Critical Incidents as per the Ministry of Labour is any injury to the staff of a serious nature that:

  • Places life in jeopardy
  • Produces unconsciousness
  • Results in substantial loss of blood
  • Involves fracture of a leg, arm, hand, or foot (not fingers or toes)
  • Involves amputation of a leg, arm, hand or foot (but not a finger or toe)
  • Consists of burns to a major portion of the body
  • Causes the loss of sight in an eye

A supervisor/manager/RN receiving any reports of alleged misconduct must notify the DOC/Administrator immediately upon receipt of the report (Section 24(1) of the LTCHA) and must understand that it is an offense under the LTCHA to discourage or suppress a mandatory report. The Administrator or DOC will report to the MOHLTC Director through the Critical Incident Reporting System or after hour’s pager.

COMPLAINT POLICY

All non-emergent complains must be reported directly to your superior at whichever home you are working in. in addition, you must report any and all complaints to the Plan A office. The following is a basic outline of the complaint policies to follow in a facility:

Definition of a Complaint:
An expression of dissatisfaction or a grievance in regards to actions, policies or procedures, by either an employee or a resident (theft, missing laundry, etc.).

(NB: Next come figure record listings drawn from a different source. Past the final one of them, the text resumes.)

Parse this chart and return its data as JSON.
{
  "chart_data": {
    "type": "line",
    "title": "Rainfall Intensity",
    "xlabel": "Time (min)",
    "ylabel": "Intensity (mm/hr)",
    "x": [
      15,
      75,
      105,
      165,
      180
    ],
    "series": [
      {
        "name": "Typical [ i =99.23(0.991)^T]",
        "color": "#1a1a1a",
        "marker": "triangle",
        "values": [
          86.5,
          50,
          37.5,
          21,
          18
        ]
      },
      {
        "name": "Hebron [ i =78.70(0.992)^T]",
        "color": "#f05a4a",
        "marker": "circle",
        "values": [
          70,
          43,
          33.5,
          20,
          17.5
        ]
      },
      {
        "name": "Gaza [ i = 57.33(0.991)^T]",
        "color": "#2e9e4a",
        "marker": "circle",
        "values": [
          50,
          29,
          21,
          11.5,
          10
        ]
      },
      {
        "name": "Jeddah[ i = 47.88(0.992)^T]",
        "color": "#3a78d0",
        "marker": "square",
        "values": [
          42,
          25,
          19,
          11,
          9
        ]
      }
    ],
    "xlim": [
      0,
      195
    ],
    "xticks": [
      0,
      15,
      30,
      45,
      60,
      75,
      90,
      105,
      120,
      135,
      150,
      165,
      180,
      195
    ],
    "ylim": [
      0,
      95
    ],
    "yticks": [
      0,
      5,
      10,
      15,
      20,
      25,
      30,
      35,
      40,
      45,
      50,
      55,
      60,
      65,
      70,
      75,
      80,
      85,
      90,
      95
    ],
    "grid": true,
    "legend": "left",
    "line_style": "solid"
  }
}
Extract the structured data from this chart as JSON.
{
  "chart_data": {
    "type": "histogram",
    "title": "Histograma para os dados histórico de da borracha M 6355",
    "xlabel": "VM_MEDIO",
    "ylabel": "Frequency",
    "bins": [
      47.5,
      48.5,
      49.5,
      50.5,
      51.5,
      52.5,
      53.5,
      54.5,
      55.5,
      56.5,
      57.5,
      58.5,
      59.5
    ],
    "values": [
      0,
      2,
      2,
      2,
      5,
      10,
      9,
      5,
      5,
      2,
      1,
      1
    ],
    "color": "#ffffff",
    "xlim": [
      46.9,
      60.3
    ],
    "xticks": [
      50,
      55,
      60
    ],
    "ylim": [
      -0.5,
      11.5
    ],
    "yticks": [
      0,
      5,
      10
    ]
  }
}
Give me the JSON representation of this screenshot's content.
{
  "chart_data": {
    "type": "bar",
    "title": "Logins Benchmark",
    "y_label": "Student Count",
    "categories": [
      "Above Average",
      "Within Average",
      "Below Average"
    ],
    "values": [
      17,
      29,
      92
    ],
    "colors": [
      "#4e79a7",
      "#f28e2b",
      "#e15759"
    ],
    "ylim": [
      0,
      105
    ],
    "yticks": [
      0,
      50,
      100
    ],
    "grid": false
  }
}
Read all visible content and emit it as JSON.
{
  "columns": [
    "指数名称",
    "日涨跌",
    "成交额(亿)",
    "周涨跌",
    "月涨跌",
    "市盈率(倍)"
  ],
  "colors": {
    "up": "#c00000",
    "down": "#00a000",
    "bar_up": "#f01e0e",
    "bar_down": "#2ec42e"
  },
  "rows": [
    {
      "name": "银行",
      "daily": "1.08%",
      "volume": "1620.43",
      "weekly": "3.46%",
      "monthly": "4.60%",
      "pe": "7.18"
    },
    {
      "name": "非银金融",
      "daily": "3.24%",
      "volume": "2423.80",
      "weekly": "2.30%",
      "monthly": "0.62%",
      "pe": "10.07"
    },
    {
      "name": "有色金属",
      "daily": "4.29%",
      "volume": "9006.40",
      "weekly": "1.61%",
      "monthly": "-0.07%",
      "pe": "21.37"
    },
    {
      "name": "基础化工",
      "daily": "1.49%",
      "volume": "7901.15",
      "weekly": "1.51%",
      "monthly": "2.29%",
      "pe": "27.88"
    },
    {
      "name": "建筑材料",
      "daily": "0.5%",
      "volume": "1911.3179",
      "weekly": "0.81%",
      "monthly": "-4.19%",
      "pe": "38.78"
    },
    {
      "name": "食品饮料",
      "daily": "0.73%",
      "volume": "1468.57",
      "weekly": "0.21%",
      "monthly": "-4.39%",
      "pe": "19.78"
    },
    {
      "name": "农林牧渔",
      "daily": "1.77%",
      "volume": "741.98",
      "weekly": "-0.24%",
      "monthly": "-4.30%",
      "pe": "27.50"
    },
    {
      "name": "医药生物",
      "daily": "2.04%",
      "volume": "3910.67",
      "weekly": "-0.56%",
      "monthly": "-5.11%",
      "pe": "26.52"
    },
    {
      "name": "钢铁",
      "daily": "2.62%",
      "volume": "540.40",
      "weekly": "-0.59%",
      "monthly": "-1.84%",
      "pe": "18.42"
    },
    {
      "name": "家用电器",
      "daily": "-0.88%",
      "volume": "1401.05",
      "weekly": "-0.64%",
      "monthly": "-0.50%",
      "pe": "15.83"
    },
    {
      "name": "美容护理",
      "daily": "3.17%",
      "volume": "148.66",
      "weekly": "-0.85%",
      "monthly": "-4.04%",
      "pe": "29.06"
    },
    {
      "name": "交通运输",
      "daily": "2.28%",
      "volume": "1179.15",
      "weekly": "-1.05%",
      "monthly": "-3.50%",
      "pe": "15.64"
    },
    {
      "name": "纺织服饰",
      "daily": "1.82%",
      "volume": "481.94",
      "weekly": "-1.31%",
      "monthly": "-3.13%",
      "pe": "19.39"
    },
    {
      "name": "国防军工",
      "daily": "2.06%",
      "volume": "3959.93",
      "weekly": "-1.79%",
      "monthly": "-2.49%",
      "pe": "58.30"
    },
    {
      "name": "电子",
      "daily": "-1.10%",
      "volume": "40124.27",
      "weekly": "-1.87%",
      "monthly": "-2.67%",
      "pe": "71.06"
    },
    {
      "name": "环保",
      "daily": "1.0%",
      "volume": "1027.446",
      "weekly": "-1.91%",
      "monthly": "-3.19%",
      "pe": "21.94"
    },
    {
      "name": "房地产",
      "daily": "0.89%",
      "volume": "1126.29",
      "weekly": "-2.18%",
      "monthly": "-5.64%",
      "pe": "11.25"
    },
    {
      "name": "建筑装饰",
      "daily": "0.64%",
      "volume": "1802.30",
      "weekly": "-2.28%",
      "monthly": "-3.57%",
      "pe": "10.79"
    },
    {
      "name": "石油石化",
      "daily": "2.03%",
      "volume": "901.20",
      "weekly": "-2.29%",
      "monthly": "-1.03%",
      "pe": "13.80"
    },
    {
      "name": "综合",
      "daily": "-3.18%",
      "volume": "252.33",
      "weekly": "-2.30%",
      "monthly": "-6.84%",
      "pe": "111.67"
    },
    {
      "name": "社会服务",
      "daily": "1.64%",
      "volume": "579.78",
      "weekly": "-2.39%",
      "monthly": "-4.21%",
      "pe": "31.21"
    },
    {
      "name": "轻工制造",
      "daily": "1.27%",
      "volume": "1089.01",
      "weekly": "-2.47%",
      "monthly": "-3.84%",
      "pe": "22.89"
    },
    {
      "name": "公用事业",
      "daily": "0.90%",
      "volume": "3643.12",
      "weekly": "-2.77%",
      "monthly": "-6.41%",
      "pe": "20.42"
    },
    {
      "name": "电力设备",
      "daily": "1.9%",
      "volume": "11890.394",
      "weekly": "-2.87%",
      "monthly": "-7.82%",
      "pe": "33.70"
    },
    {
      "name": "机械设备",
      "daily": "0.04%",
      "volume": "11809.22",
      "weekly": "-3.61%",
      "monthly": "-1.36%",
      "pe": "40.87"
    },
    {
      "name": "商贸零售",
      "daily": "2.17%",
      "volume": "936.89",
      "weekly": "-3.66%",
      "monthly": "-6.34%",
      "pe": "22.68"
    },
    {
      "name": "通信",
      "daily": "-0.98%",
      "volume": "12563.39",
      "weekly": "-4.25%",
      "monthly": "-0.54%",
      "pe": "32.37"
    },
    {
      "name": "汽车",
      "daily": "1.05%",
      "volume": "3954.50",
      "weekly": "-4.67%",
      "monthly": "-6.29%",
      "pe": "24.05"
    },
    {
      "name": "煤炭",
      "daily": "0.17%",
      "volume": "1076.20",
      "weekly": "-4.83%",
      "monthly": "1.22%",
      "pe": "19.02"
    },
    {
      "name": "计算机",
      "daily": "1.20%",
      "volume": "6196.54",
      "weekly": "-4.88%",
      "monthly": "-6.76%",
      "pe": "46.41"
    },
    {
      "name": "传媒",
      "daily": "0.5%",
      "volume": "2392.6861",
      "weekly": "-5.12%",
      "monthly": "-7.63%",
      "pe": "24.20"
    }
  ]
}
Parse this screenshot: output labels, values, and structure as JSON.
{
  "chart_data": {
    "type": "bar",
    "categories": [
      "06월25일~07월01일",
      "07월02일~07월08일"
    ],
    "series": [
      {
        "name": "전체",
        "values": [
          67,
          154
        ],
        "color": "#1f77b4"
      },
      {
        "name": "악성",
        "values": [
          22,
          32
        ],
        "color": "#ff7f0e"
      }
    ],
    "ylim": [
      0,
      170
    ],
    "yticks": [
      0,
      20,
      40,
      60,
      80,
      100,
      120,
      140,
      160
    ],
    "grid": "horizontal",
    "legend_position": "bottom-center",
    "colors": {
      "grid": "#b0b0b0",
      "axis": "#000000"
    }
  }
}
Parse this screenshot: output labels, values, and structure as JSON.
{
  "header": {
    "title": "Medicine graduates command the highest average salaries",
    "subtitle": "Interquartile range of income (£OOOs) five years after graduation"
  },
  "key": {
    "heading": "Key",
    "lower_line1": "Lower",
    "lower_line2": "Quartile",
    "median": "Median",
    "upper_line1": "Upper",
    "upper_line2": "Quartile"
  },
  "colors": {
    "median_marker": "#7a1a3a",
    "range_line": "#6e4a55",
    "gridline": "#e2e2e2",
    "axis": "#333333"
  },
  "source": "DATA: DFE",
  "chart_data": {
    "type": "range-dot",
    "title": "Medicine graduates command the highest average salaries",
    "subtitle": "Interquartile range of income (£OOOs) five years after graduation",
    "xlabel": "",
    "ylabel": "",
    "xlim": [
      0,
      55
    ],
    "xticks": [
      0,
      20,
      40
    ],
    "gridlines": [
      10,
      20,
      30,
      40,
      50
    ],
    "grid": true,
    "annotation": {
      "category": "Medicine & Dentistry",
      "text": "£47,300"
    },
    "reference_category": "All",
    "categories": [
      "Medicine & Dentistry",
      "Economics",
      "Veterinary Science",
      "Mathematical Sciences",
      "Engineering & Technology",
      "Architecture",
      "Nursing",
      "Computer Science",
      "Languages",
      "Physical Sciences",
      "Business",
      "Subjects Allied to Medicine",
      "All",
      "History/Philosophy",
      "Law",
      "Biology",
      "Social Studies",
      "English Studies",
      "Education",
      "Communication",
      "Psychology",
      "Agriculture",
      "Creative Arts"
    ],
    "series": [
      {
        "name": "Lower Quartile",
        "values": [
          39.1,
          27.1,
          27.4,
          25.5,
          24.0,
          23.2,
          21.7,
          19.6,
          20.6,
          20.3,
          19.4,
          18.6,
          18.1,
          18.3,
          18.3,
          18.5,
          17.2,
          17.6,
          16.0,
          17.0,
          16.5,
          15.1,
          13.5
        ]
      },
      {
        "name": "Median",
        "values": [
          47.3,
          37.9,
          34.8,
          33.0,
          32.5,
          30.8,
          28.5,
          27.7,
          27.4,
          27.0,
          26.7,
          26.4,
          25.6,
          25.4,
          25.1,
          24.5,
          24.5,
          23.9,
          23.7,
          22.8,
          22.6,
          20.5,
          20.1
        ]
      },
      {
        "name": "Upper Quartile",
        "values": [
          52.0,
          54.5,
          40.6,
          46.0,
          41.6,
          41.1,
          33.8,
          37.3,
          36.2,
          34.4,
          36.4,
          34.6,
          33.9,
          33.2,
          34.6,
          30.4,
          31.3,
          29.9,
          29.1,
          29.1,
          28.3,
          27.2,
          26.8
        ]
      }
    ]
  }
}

When a verbal complaint has been made:

  • The person receiving the complaint will obtain as many details as possible.
  • An investigation will be initiated immediately.
  • If the verbal complaint can be resolved within 24 hours, the person receiving the complaint (or department manager) will respond verbally to the person making the complaint.
  • If no resolution has been made in 24 hours a written record of the investigation and outcome is then required.
  • A committee will review all complaints quarterly, analyze the information to determine any trends and develop an action plan to address them as necessary.
  • The action plan is reviewed again by the committee if actions have not been or are minimally effective, review the plan and revise.
  • This process will be repeated until effective results are achieved.
  • Complaint binders should be located in each nursing office with the complaint forms in them.

When a written complaint has been made:

All written complaints are to be forwarded to the Department Manager immediately. The manager will review the complaint and inform the Administrator. If required, the department manager may contact the author of the complaint to acquire further details. An investigation will then be initiated and it will include:

  • Interviews with the staff and/or the staff in the same unit
  • Interviews with the resident and/or other residents
  • Reviewing the documentation
  • Physically assessing the resident if it is required (nursing)
  • The administrator will inform the Regional Director of the investigation and the outcome.
  • Notes will be taken of all interviews, observations and other actions related to the investigation (witnessed statements should be written themselves and signed).
  • If the investigation is not completed within 6 days, the Administrator is required to contact the author of the complaint to keep them informed until a resolution is achieved.
  • A written response will include what the Home has done to resolve the complaint.
  • A copy of the written complaint will be forwarded to the appropriate regulatory person.
  • The complaint will be entered in the complaint log.